The photomontage does more than inspire. It also camouflages the sliding door to an electrical closet and serves as a visual bridge to the reception area, where smaller images of influential African-Americans ring an oval soffit. Beneath it, the receptionist's counter is eye-catching terrazzo with embedded chips of colorful recycled glass.
Not just a pretty, welcoming face for the facility, reception seamlessly incorporates quite a lot of up-to-the-minute interactive technology. In the waiting area, a large flat-screen plasma display is hooked up to a webcam aimed at the lounge chairs. As children move around in their seats, covered in either lively stripes or a happy yellow, the video camera "paints" them into the picture. Across the room, in a horseshoe-shape computer lab for health and science programming, another flat screen—this one connected to the Internet—displays a Harlem streetscape that changes in real time, according to the weather outside.

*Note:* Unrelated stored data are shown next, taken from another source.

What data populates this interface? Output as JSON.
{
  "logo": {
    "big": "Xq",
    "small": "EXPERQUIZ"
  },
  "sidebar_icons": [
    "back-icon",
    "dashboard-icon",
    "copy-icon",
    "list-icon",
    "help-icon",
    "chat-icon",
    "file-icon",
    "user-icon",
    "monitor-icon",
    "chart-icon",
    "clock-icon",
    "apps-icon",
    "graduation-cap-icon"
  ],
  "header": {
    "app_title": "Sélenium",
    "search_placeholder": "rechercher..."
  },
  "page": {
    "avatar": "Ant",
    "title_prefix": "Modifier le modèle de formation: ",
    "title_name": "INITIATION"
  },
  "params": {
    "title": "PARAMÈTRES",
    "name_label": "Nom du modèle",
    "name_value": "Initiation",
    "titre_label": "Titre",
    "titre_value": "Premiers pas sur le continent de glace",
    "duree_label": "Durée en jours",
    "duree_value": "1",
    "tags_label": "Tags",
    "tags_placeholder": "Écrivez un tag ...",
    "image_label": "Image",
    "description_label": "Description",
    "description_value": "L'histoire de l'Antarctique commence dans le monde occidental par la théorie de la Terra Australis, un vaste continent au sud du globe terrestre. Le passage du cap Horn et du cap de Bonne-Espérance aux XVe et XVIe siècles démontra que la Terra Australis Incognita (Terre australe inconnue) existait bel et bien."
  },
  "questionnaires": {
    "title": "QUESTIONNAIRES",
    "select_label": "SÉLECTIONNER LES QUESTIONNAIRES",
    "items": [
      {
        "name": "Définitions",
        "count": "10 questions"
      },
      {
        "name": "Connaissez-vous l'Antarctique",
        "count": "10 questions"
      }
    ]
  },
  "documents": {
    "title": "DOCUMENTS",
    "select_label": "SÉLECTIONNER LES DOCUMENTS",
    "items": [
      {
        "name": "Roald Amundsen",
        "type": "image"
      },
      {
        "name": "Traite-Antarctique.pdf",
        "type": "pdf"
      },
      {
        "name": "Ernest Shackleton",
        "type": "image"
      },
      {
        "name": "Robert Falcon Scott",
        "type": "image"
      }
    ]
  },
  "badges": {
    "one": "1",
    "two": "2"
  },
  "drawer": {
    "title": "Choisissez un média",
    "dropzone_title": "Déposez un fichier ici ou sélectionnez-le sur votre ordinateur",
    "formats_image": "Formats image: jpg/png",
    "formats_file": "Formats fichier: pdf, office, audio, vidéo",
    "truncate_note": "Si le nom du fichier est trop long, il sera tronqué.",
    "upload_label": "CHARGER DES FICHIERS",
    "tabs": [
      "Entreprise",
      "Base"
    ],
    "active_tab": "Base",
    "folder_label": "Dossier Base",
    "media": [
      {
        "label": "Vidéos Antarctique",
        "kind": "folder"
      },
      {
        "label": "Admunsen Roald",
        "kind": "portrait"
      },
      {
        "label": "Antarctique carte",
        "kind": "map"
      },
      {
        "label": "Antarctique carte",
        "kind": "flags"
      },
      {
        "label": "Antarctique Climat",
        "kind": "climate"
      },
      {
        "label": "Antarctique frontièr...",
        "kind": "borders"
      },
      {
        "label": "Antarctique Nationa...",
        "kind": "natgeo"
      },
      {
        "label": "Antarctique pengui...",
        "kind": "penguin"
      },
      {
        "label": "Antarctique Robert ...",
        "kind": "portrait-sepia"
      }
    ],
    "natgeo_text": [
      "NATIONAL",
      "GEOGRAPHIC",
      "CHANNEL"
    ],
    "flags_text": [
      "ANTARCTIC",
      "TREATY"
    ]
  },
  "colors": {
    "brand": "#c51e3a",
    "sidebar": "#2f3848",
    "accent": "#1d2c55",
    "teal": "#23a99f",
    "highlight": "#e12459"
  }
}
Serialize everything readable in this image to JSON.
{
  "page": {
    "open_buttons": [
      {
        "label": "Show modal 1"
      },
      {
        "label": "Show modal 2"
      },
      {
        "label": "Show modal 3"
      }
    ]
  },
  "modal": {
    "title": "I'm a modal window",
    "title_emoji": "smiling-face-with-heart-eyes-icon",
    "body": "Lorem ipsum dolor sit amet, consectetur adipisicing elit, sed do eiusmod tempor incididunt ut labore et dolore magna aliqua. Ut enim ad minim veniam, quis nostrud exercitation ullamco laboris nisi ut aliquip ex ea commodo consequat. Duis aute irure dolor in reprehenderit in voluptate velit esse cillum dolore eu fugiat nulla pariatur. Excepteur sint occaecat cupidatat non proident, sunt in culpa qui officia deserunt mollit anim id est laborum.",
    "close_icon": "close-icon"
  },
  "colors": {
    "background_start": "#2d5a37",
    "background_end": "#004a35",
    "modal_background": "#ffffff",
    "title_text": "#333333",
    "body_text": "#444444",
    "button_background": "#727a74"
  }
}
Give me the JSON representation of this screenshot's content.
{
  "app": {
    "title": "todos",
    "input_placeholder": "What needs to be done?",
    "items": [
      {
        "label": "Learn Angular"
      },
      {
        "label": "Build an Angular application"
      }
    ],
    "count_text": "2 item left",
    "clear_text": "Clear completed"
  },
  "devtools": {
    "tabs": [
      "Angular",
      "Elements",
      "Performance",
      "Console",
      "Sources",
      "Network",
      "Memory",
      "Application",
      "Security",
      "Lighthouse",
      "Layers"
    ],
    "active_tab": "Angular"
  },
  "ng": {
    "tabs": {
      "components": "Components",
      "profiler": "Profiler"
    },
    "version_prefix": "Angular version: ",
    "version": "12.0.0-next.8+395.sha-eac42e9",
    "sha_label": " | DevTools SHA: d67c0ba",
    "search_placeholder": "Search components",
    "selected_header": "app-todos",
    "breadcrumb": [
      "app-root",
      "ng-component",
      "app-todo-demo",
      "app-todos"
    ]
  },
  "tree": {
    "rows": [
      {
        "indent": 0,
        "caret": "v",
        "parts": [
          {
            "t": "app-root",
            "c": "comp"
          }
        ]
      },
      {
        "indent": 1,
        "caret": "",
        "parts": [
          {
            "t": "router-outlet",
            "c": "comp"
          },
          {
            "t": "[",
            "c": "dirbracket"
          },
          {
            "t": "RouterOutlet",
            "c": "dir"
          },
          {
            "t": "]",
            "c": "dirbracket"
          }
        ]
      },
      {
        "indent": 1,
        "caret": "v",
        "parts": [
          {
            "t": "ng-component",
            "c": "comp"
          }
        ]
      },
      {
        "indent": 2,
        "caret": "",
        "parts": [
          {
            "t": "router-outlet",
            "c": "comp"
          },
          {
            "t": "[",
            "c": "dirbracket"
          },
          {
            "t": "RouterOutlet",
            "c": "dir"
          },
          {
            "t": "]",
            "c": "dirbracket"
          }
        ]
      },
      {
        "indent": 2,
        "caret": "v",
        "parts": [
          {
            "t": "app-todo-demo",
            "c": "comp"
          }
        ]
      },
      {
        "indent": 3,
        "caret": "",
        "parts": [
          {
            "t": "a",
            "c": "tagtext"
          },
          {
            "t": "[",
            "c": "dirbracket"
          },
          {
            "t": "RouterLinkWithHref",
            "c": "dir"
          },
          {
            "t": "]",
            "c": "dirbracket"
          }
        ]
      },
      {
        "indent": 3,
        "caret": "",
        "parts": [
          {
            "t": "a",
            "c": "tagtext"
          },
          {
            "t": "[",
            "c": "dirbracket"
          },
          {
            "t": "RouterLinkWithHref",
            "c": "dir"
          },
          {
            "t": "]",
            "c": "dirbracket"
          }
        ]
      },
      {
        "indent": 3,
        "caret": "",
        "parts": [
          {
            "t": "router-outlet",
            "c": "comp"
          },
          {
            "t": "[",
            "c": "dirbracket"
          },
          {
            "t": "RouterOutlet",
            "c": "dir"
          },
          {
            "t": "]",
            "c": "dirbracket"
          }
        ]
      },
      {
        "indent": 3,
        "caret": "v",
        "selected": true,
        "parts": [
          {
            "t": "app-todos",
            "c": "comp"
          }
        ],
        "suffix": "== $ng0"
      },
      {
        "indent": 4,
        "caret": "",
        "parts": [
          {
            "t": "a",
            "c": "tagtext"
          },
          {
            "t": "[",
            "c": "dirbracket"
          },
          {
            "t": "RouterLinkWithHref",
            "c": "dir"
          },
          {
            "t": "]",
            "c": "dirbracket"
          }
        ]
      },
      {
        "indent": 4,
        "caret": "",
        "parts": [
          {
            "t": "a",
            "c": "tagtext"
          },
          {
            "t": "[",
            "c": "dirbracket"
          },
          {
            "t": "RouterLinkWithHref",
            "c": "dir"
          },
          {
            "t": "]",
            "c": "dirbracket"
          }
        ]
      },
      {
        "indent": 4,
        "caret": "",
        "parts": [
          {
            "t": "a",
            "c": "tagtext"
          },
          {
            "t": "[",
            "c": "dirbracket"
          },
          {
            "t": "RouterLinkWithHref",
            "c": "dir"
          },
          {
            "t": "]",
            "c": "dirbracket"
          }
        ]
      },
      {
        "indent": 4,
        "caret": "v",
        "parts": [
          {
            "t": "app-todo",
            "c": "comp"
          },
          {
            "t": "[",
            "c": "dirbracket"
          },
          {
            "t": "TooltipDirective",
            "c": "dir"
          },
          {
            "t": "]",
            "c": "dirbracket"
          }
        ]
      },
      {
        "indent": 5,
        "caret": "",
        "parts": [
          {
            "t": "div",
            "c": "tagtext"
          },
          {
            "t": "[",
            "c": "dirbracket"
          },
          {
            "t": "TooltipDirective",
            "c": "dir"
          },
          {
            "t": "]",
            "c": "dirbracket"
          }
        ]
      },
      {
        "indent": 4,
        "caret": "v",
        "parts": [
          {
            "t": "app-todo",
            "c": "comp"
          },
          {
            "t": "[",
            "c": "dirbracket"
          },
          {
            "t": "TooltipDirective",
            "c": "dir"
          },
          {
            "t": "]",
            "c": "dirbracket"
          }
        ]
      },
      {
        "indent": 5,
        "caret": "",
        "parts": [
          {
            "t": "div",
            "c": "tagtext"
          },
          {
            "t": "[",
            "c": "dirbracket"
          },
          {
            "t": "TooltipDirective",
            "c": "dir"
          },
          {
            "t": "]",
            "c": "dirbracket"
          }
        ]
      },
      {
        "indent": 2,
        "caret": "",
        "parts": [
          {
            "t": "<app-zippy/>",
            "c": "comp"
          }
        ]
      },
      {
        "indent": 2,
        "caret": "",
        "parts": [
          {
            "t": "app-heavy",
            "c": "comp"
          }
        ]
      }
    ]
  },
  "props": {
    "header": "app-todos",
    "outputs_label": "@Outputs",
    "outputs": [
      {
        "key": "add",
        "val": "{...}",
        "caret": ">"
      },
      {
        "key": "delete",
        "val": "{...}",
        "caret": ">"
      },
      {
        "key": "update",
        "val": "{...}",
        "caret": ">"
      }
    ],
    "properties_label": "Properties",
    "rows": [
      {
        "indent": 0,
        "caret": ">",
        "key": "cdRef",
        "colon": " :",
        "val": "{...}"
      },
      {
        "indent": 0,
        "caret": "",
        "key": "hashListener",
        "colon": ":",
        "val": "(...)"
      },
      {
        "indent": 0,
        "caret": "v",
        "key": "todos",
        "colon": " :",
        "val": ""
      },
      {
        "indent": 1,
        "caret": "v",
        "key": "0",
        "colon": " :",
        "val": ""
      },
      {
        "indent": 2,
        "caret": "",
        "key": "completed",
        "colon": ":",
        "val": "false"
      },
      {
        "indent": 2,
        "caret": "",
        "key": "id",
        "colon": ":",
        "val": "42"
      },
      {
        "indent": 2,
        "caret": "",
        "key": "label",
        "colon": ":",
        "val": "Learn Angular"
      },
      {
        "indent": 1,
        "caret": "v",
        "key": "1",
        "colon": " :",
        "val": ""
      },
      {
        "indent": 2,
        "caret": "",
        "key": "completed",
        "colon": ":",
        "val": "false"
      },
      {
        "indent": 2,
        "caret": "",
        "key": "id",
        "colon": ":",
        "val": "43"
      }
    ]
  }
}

The lab's eight computers sit on desks made of cherrywood, also used for cabinetry and the soffit. "In our urban projects, we fit in natural materials whenever we can," principal Robin Guenther explains. Right outside reception, cherry frames a pair of flat screens that will provide biofeedback to patients once "handlebars" are installed.
As with all Guenther 5 projects, the health center reflects its commitment to environmentally minded design as well as the neighborhood being served. A wide bamboo-floored corridor leads to three examination rooms on one side and three offices on the other—the latter belonging to the school nurse, health educator, and psychologist. All these spaces feature ecologically sensitive materials. "We always explore alternatives to the conventional choices," principal Jason Harper says.
The offices' playful blue-and-yellow broadloom is manufactured with nylon given the "environmentally preferable" stamp of approval by Scientific Certification Systems. And the exam rooms' flooring is old-fashioned linoleum, a recyclable product made with linseed oil. This particular linoleum just happens to be a purple as jazzy as the Apollo Theater.